4. The benefit of putting employees at the heart of communications
If you have customers, you probably have a “customer-centric” business model. The employee equivalent is placing the needs of employees as the focus of your company’s operations and decision-making processes. For example, more than ever, employees want to know that the company they work for lives its values and in some way promotes social good. If our messages are to speak to them, we must first listen and understand their preferences for input and feedback to communicate how we contribute to their wellbeing that of the communities in which we live and work.
This means involving employees in the creation and delivery of communications and empowering them to share their ideas. Employee communications is not a one-way broadcast, but a two-way dialogue that respects employees as the most important asset of an organization. Other practices include involving employees in engagement sessions, where they can contribute to shaping the vision and mission of their organization, plus defining or evolving its purpose and values. Organizations that do this with authenticity will not only foster understanding and trust but improve recruitment and retention.

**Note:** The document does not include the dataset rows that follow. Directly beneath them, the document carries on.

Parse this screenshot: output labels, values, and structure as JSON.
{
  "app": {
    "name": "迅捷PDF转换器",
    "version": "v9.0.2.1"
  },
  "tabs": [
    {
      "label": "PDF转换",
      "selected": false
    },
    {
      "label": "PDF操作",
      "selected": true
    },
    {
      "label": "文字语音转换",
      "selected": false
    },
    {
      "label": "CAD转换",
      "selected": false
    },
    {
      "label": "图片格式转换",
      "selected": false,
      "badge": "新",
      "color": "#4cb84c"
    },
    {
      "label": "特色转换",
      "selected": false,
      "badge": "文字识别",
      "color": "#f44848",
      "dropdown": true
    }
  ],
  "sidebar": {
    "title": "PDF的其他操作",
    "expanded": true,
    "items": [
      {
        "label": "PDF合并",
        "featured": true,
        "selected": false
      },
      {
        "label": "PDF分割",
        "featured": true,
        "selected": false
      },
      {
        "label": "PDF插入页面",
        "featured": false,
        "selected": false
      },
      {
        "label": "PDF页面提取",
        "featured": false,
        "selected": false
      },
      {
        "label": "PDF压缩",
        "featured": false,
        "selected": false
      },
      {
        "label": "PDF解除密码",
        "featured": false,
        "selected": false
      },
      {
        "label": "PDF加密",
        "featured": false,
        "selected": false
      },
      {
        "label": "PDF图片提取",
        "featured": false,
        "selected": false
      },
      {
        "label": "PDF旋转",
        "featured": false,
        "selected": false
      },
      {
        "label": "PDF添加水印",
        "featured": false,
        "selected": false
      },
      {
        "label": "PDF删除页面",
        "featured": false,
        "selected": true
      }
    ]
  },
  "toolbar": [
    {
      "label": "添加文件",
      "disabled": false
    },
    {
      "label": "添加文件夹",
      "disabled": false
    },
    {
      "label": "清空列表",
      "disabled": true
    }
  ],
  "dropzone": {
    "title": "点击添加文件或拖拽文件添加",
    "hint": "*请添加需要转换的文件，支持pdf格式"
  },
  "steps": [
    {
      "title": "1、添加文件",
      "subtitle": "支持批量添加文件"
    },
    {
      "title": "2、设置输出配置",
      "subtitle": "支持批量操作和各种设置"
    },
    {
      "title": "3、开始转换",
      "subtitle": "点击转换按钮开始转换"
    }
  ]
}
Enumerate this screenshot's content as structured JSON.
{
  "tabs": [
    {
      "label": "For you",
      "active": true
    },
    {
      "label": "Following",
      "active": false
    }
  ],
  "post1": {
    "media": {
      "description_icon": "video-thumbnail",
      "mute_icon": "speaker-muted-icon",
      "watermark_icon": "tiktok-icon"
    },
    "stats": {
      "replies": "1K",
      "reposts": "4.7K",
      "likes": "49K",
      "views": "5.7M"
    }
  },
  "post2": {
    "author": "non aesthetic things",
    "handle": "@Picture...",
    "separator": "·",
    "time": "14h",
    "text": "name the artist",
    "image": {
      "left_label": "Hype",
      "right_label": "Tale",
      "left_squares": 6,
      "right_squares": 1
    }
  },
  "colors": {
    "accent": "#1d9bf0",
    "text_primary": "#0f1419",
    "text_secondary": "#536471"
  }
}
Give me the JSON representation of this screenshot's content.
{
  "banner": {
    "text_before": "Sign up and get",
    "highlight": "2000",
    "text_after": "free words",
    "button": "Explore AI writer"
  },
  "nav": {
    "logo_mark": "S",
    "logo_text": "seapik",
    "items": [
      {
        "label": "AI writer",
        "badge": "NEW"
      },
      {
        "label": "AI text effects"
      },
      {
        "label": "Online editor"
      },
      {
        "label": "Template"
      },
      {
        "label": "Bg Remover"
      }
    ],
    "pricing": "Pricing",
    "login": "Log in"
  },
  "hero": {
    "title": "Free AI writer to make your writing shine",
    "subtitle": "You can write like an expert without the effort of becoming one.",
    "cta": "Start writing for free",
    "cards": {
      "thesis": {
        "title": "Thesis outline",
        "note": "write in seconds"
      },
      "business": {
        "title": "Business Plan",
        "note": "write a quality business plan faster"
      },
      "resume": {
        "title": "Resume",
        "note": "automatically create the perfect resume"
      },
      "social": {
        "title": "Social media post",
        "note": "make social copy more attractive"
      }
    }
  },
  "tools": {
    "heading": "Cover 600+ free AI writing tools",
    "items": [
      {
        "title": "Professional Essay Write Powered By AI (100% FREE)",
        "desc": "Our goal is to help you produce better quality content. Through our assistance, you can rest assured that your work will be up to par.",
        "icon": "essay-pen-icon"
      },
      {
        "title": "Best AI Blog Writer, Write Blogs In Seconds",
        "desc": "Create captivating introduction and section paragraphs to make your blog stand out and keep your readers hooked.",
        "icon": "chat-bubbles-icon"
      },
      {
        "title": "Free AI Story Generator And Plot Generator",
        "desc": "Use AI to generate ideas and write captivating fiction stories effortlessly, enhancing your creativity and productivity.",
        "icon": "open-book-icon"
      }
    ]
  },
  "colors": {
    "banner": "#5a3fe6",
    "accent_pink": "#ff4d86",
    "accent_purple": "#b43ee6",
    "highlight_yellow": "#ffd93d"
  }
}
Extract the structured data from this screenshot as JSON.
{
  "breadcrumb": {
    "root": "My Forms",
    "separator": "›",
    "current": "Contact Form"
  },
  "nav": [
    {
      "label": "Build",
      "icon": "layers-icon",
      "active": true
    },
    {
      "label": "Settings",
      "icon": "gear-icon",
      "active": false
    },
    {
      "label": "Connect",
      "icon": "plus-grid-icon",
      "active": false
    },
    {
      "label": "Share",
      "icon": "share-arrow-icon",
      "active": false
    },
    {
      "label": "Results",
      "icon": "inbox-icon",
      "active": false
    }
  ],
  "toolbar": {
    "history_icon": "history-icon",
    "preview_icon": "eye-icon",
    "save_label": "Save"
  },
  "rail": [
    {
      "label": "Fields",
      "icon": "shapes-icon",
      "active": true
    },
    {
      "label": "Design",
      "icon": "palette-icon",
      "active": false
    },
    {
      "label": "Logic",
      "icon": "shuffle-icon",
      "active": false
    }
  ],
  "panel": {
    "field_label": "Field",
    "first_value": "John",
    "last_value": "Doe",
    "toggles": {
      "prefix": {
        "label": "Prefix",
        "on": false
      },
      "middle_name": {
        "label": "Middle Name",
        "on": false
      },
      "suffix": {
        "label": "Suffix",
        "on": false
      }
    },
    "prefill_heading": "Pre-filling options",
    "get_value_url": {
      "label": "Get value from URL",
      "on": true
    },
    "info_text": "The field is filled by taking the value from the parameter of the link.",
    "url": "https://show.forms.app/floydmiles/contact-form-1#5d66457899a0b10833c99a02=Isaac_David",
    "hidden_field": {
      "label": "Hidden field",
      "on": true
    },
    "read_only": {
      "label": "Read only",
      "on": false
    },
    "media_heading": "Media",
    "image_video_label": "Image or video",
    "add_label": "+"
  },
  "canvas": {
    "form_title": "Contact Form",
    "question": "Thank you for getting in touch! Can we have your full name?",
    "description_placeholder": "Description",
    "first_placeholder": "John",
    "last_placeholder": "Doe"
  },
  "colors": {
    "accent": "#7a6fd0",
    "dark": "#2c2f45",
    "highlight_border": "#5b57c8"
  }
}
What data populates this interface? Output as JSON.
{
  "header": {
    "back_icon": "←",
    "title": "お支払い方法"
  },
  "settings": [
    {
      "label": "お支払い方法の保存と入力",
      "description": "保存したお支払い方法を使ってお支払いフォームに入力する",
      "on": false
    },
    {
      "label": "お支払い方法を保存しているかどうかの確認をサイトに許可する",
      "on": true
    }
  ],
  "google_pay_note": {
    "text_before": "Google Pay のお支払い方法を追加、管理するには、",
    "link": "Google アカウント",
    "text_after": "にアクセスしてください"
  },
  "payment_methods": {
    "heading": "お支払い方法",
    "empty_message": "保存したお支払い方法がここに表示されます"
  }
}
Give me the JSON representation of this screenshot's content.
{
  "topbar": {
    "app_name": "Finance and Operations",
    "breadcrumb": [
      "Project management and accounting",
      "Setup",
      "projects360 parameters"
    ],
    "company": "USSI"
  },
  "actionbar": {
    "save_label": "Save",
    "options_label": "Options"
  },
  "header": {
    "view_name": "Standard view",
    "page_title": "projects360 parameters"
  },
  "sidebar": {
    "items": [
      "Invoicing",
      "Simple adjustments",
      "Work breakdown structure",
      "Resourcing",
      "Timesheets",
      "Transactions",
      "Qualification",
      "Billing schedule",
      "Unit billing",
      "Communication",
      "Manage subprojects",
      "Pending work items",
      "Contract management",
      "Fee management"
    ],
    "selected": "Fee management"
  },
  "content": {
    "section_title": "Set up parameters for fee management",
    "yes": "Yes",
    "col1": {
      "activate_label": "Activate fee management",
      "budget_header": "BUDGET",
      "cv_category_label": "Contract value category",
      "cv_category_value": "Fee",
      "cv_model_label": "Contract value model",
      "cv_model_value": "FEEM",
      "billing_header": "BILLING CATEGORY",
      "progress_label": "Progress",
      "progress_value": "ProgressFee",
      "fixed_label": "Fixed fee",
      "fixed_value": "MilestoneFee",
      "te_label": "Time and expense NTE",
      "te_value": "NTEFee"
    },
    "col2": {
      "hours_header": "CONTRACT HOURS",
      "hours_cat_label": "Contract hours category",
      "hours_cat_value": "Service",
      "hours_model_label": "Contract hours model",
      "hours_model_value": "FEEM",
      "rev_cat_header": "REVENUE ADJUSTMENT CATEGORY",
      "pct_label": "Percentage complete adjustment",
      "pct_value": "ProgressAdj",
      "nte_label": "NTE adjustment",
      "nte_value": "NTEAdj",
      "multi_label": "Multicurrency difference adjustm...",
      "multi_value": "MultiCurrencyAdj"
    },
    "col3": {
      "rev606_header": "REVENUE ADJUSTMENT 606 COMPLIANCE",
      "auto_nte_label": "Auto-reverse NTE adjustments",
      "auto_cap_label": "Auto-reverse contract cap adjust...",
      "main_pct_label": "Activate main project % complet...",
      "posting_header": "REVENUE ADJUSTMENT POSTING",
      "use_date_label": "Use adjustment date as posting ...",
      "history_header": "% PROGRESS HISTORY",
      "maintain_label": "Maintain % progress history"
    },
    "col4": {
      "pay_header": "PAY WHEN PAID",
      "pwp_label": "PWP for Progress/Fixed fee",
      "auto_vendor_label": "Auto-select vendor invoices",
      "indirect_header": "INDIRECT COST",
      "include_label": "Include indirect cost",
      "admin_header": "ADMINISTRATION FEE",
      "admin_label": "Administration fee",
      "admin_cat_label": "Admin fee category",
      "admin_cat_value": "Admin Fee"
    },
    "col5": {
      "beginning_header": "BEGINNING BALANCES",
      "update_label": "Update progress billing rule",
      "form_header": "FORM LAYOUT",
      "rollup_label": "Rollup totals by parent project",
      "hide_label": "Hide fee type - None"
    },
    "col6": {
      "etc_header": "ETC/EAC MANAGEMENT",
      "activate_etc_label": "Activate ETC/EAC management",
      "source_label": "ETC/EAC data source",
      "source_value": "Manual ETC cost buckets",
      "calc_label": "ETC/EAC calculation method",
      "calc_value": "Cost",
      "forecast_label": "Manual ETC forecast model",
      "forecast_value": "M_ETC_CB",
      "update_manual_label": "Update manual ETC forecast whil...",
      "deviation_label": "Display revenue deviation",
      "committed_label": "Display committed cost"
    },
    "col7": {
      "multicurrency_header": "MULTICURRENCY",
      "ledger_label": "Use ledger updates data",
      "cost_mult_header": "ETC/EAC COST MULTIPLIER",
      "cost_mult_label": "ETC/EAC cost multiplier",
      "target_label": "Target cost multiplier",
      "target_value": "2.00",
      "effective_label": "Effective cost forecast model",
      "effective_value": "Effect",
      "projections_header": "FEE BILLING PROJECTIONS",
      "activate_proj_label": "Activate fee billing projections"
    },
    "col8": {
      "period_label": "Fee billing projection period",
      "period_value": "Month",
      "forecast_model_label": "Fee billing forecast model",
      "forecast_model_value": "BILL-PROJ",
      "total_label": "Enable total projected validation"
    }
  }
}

5. The importance of measuring employee communication strategies
At Crestview Strategy, you will often hear us say: if it isn’t measured, it didn’t happen. For employee communications to be effective, we must measure the impact of our efforts. Setting metrics for success allows us to identify what is working and what isn’t. Once you have this information, use it to continually update your strategies. This may involve using data to identify precisely where your strategy is falling short, adjusting your messaging or implementing novel communication programs. Regular analysis will help you develop effective communication strategies that meet the evolving needs of your team.
So, there you have it—the future of employee communications in a post-pandemic world. Digital communication will continue to play a significant role in creating a collaborative workplace, and authentic, open two-way communication builds equity with employees.